Bu gazete için kabul edilebilmesi çok ağır olan bir durumdu. Tam bu sırada PostaGenel Yayın Yönetmeni Rifat Ababay, Hürriyet’in yardımına koştu. Ababay, Hürriyet Genel Yayın Yönetmeni Sedat Ergin’e gazetenin birinci sayfasını Posta gazetesinde yayımlayarak matbaaya gönderebileceklerini söyledi. Hürriyet yazı işlerinin, taşra baskıları için hazırlamış olduğu ve Nice’teki terör eylemini manşetten işleyen gazetenin sayfa kalıpları akşam saatlerinde matbaanın sistemine gönderilmişti. Ancak darbe girişimi ortaya çıkınca bu gazeteden vazgeçilmişti.

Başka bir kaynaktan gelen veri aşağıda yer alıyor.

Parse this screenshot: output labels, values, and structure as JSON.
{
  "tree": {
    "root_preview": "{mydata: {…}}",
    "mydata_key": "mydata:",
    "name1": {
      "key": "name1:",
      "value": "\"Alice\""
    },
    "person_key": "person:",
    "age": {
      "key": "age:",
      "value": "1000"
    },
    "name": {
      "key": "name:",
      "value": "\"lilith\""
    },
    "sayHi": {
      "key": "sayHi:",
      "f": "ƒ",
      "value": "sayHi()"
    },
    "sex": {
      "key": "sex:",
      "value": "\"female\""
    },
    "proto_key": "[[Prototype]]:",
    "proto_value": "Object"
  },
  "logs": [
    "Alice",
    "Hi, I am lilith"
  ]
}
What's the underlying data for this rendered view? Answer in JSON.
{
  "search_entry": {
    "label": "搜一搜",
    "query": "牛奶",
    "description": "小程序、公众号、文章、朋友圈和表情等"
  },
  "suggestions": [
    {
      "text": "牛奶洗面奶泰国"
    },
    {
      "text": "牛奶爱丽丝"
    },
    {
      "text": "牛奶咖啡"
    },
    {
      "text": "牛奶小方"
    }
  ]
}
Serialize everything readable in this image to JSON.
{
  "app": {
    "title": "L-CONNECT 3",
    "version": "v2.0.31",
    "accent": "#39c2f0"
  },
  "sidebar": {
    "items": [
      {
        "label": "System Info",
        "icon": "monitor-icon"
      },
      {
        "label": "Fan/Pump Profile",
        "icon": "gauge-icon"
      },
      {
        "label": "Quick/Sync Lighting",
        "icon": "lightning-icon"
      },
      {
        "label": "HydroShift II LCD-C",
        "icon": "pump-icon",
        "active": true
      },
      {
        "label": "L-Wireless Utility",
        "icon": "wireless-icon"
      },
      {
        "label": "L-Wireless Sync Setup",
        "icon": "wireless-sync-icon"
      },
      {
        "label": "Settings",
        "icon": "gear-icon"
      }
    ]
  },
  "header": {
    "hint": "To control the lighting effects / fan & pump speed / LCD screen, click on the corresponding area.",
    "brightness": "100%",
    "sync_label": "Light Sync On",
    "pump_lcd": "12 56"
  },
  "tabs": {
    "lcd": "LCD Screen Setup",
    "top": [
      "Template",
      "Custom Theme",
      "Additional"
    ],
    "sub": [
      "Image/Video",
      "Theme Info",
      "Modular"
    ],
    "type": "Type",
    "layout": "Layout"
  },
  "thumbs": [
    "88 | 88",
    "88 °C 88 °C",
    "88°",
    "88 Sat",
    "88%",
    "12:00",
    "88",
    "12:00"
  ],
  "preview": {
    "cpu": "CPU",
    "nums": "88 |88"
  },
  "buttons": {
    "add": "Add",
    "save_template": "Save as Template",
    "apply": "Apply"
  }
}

Bulunan formülle Hürriyet’in taşra baskısı için hazırlamış olduğu gazete, Posta’nın hazırlayacağı birinci sayfa ile birleştirilecek, ayrıca Posta gazetesinin darbe haberlerini konu alan iki sayfası Hürriyet’in göbek sayfaları olarak basılacaktı. Bu formülde birinci sayfanın manşetini de Ergin, Ababay’a iletti: “Darbeye Geçit Yok”
Son derece sıkıntılı koşullar altında örnek bir gazetecilik dayanışması ile hazırlanan Hürriyet, kısa süre içinde DPC matbaalarında basıldı, kamyonlara yüklendi ve okurların erişimine çıktı.
Gazeteyi basan askerler ise yaklaşık üç saat sonra polislerle binanın alt katında girdikleri silahlı çatışmanın ardından gözaltına alınarak Hürriyet’ten götürüleceklerdi. Yazı işleri heyeti, saat 06.50’de binaya döndüğünde ise içerisi polisin attığı biber gazının etkisiyle nefes alınabilecek bir mekan olmaktan çıkmıştı.
Sedat Ergin, dün CNN Türk yayınına çıkarak bu sıkışık durumda sergilediği centilmenlikten dolayı Rifat Ababay’a teşekkür etmeyi ihmal etmedi.